Wow. It makes me giddy. I picture us running naked through the corridors, or playing the piano in the middle of the night, maybe stitching up a bustle or two on that old Singer. And this would certainly be the perfect setting for an epic game of hide and seek.

We will do nothing of the sort, of course, but it’s fun to imagine we might. Well, okay. I admit I later find an open door down the hall from our room that leads to a small balcony; I step onto it and stand there for awhile, smelling the sea and the cool Maine night. I guess that’s me living dangerously. And it's a fine moment.

Matthew Fox, a well-known theologian and priest, has written about the spiritual journey that begins with a new commandment: Thou shalt fall in love at least three times a day.

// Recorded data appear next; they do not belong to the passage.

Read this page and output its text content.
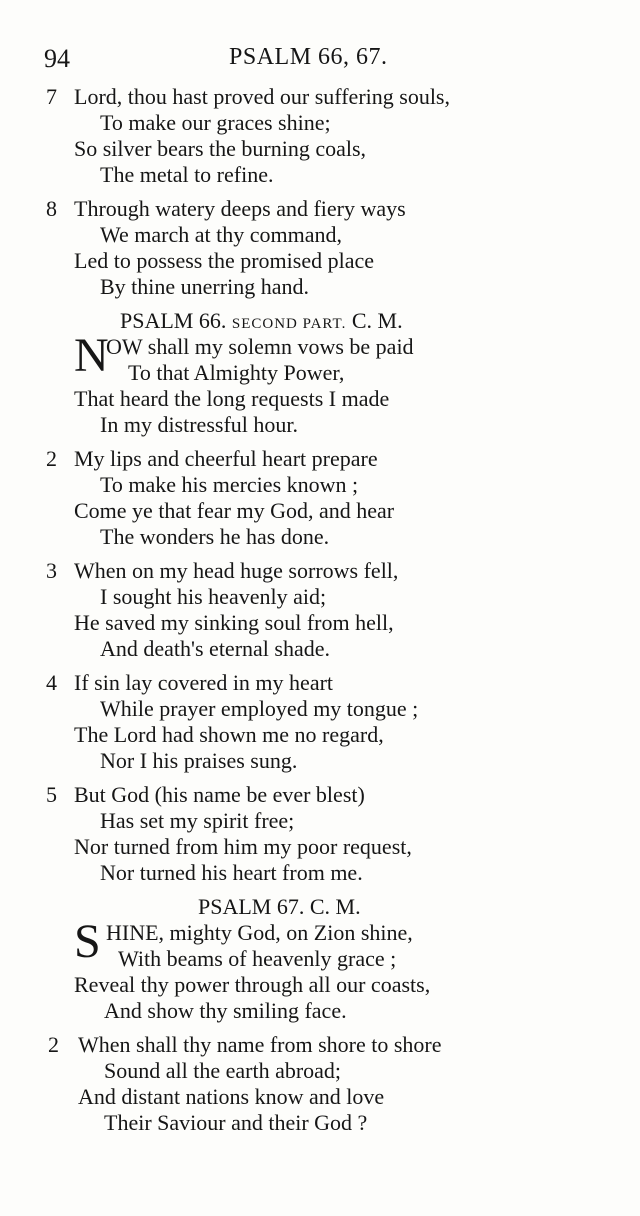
94	PSALM 66, 67.
7 Lord, thou hast proved our suffering souls,
To make our graces shine;
So silver bears the burning coals,
The metal to refine.
8 Through watery deeps and fiery ways
We march at thy command,
Led to possess the promised place
By thine unerring hand.
PSALM 66. SECOND PART. C. M.
N
OW shall my solemn vows be paid
To that Almighty Power,
That heard the long requests I made
In my distressful hour.
2 My lips and cheerful heart prepare
To make his mercies known ;
Come ye that fear my God, and hear
The wonders he has done.
3 When on my head huge sorrows fell,
I sought his heavenly aid;
He saved my sinking soul from hell,
And death's eternal shade.
4 If sin lay covered in my heart
While prayer employed my tongue ;
The Lord had shown me no regard,
Nor I his praises sung.
5 But God (his name be ever blest)
Has set my spirit free;
Nor turned from him my poor request,
Nor turned his heart from me.
PSALM 67. C. M.
S HINE, mighty God, on Zion shine,
With beams of heavenly grace ;
Reveal thy power through all our coasts,
And show thy smiling face.
2 When shall thy name from shore to shore
Sound all the earth abroad;
And distant nations know and love
Their Saviour and their God ?
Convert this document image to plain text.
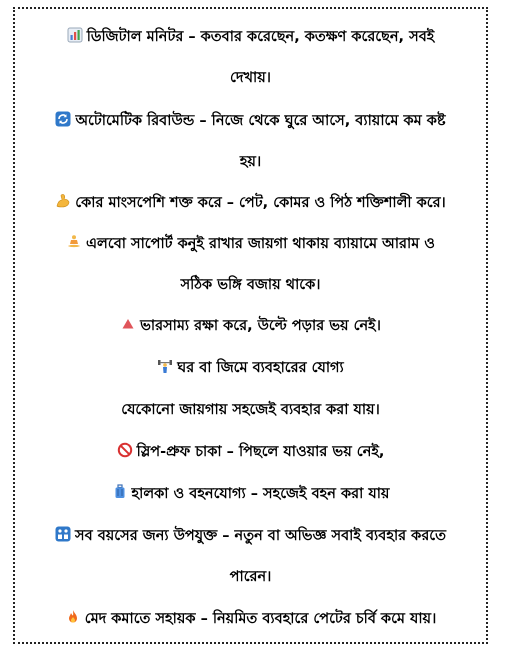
ডিজিটাল মনিটর – কতবার করেছেন, কতক্ষণ করেছেন, সবই
দেখায়।
অটোমেটিক রিবাউন্ড – নিজে থেকে ঘুরে আসে, ব্যায়ামে কম কষ্ট
হয়।
কোর মাংসপেশি শক্ত করে – পেট, কোমর ও পিঠ শক্তিশালী করে।
এলবো সাপোর্ট কনুই রাখার জায়গা থাকায় ব্যায়ামে আরাম ও
সঠিক ভঙ্গি বজায় থাকে।
ভারসাম্য রক্ষা করে, উল্টে পড়ার ভয় নেই।
ঘর বা জিমে ব্যবহারের যোগ্য
যেকোনো জায়গায় সহজেই ব্যবহার করা যায়।
স্লিপ-প্রুফ চাকা – পিছলে যাওয়ার ভয় নেই,
হালকা ও বহনযোগ্য – সহজেই বহন করা যায়
সব বয়সের জন্য উপযুক্ত – নতুন বা অভিজ্ঞ সবাই ব্যবহার করতে
পারেন।
মেদ কমাতে সহায়ক – নিয়মিত ব্যবহারে পেটের চর্বি কমে যায়।
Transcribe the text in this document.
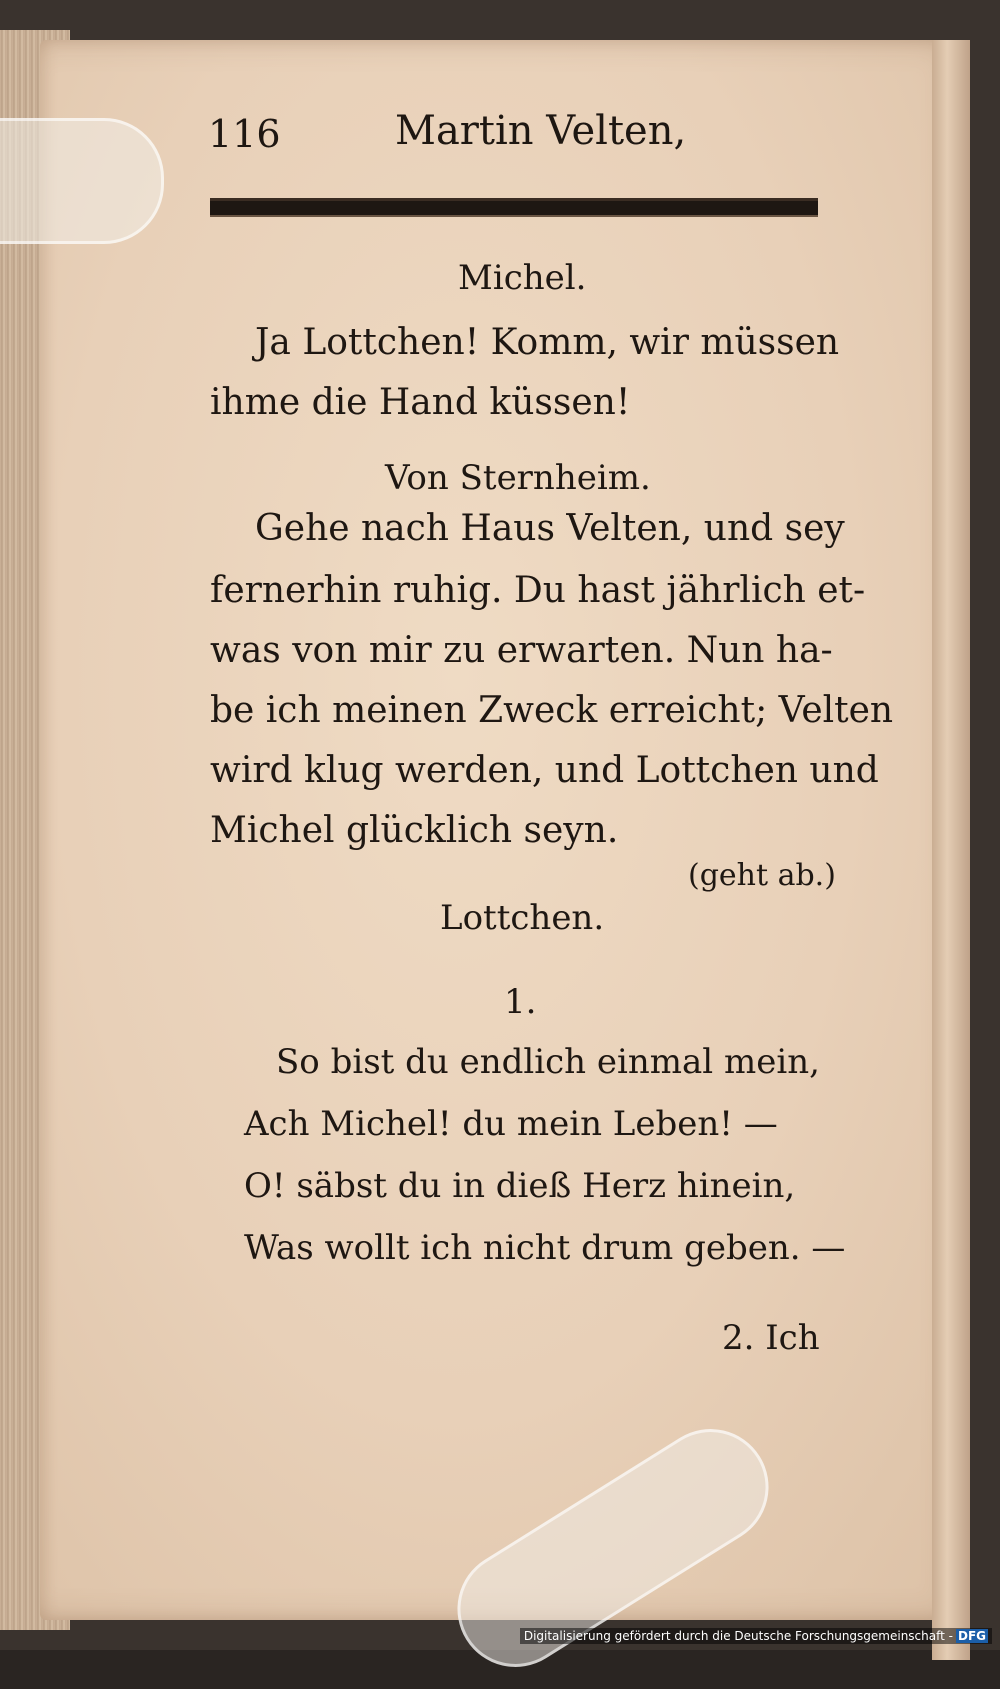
116	Martin Velten,
Michel.
Ja Lottchen! Komm, wir müssen
ihme die Hand küssen!
Von Sternheim.
Gehe nach Haus Velten, und sey
fernerhin ruhig. Du hast jährlich et-
was von mir zu erwarten. Nun ha-
be ich meinen Zweck erreicht; Velten
wird klug werden, und Lottchen und
Michel glücklich seyn.
(geht ab.)
Lottchen.
1.
So bist du endlich einmal mein,
Ach Michel! du mein Leben! —
O! säbst du in dieß Herz hinein,
Was wollt ich nicht drum geben. —
2. Ich
Digitalisierung gefördert durch die Deutsche Forschungsgemeinschaft - DFG
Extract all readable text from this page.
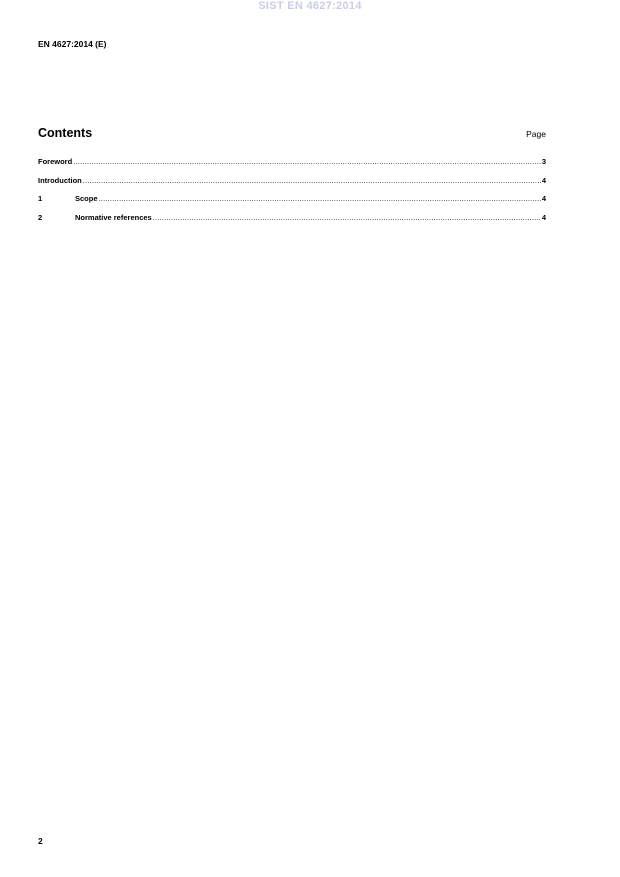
SIST EN 4627:2014
EN 4627:2014 (E)
Contents	Page
Foreword .....	3
Introduction .....	4
1	Scope .....	4
2	Normative references .....	4
2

He doesn’t mean romantic love of course, but a love and appreciation that extends to plants, animals, art, human beings very different from ourselves, even the stars in the galaxy. In her book, Writing Toward Home, Georgia Heard tells how she applies Fox’s commandment to her writing and her life. “I’m in love with this light and everything the sun brushes," she declares, "I look around for what else I can fall in love with. The tulips, orchids, and roses in water buckets, and the man who tends them—changing water and snipping buds. Inside, the market walls are stacked high with vegetables – unhusked corn, ripe tomatoes, the green and red next to each other make my eyes dance. I find myself whistling above the noise as I walk home carrying two heavy bags.”

And oh, I know exactly what she means.